Ostropolets Anna, Reich Christian, Ryan Patrick, Shang Ning, Hripcsak George, Weng Chunhua
Columbia University Medical Center, New York, NY, USA; Observational Health Data Sciences and Informatics (OHDSI), New York, NY, USA.
IQVIA, Cambridge, MA, USA; Observational Health Data Sciences and Informatics (OHDSI), New York, NY, USA.
J Biomed Inform. 2020 Feb;102:103363. doi: 10.1016/j.jbi.2019.103363. Epub 2019 Dec 19.
Algorithms for identifying patients of interest from observational data must address missing and inaccurate data and are desired to achieve comparable performance on both administrative claims and electronic health records data. However, administrative claims data do not contain the necessary information to develop accurate algorithms for disorders that require laboratory results, and this omission can result in insensitive diagnostic code-based algorithms. In this paper, we tested our assertion that the performance of a diagnosis code-based algorithm for chronic kidney disorder (CKD) can be improved by adding other codes indirectly related to CKD (e.g., codes for dialysis, kidney transplant, suspicious kidney disorders).
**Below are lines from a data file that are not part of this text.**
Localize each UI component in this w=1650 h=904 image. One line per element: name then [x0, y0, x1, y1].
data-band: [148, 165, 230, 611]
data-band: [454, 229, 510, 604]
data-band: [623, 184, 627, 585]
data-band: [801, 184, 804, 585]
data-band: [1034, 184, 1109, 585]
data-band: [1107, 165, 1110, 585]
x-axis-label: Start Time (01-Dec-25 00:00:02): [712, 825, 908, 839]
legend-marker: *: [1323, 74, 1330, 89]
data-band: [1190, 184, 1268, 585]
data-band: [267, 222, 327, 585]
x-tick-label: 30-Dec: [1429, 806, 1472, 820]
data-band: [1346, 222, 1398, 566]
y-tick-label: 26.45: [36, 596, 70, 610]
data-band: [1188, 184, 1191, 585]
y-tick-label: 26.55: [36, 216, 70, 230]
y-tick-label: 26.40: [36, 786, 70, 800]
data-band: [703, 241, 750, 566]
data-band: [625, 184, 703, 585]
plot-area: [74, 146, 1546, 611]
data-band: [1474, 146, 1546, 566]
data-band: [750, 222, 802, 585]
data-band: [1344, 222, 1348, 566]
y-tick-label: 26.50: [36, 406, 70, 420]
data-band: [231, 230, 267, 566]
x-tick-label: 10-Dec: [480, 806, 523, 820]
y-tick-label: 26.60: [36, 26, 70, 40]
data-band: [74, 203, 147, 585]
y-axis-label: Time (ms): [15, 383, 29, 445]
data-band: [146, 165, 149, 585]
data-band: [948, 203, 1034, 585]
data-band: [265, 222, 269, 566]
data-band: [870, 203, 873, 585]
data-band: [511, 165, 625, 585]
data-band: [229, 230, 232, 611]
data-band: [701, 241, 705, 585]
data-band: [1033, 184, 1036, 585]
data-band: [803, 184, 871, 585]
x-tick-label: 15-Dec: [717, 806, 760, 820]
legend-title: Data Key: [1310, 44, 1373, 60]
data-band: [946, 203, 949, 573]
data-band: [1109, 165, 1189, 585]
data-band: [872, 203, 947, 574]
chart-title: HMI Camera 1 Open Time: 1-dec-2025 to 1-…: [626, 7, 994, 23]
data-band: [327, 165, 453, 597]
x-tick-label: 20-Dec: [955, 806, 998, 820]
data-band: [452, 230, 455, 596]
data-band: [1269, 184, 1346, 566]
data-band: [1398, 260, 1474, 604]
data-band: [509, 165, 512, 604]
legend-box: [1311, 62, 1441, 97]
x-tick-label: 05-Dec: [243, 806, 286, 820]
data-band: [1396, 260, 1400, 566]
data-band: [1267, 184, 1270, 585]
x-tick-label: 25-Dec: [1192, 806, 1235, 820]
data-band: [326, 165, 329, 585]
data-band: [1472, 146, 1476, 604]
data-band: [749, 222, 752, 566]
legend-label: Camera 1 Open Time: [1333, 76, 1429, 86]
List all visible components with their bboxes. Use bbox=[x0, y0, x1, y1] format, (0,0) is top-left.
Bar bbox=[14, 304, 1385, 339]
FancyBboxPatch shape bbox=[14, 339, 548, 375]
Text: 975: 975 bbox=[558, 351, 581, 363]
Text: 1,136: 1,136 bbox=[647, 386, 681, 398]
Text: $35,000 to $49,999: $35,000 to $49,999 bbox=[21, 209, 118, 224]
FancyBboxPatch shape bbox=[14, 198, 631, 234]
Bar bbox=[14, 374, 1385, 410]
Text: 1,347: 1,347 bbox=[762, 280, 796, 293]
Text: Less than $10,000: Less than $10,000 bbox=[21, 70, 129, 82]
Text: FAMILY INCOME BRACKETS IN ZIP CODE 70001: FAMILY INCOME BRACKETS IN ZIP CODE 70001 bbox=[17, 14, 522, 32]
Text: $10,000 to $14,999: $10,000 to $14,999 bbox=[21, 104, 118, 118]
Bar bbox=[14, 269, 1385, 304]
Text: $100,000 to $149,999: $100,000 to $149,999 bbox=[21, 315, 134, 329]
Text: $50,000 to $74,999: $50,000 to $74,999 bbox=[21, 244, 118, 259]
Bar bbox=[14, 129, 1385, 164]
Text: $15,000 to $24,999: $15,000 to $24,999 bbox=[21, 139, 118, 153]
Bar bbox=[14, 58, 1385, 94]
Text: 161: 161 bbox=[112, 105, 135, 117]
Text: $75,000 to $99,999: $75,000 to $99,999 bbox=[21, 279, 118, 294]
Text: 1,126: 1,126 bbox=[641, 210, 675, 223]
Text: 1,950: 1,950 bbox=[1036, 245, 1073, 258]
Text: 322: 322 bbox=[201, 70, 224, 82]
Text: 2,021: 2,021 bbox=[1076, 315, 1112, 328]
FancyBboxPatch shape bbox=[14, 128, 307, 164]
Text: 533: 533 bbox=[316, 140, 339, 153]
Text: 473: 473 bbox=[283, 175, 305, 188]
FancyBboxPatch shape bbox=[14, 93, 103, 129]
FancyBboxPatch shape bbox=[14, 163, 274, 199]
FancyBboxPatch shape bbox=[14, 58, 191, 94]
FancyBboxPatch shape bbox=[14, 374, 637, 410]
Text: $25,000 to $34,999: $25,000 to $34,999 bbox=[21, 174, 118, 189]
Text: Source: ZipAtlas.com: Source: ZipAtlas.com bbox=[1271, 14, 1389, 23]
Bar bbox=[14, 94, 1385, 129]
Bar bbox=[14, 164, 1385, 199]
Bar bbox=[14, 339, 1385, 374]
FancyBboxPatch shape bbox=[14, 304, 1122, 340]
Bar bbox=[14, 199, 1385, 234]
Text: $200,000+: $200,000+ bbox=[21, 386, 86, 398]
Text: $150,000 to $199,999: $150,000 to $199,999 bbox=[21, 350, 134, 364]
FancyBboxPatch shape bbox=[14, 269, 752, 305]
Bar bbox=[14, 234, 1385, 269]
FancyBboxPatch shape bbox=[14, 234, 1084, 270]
Following the best practices from Observational Health Data Sciences and Informatics (OHDSI), we adapted an electronic health record-based gold standard algorithm for CKD and then created algorithms that can be executed on administrative claims data and account for related data quality issues. We externally validated our algorithms on four electronic health record datasets in the OHDSI network. Compared to the algorithm that uses CKD diagnostic codes only, positive predictive value of the algorithms that use additional codes was slightly increased (47.4% vs. 47.9-48.5% respectively). The algorithms adapted from the gold standard algorithm can be used to infer chronic kidney disorder based on administrative claims data. We succeeded in improving the generalizability and consistency of the CKD phenotypes by using data and vocabulary standardized across the OHDSI network, although performance variability across datasets remains. We showed that identifying and addressing coding and data heterogeneity can improve the performance of the algorithms.
从观察数据中识别感兴趣患者的算法必须处理缺失和不准确的数据,并期望在行政索赔数据和电子健康记录数据上都能实现可比的性能。然而,行政索赔数据不包含开发针对需要实验室检查结果的疾病的准确算法所需的必要信息,这种遗漏可能导致基于诊断代码的算法不够敏感。在本文中,我们检验了我们的断言,即通过添加与慢性肾脏病(CKD)间接相关的其他代码(例如透析、肾移植、可疑肾脏疾病的代码),可以提高基于诊断代码的CKD算法的性能。遵循观察性健康数据科学与信息学(OHDSI)的最佳实践,我们改编了一种基于电子健康记录的CKD金标准算法,然后创建了可以在行政索赔数据上执行并考虑相关数据质量问题的算法。我们在OHDSI网络中的四个电子健康记录数据集上对我们的算法进行了外部验证。与仅使用CKD诊断代码的算法相比,使用额外代码的算法的阳性预测值略有提高(分别为47.4%和47.9 - 48.5%)。从金标准算法改编而来的算法可用于基于行政索赔数据推断慢性肾脏病。尽管各数据集之间仍存在性能差异,但通过使用OHDSI网络中标准化的数据和词汇,我们成功提高了CKD表型的可推广性和一致性。我们表明,识别和解决编码及数据异质性可以提高算法的性能。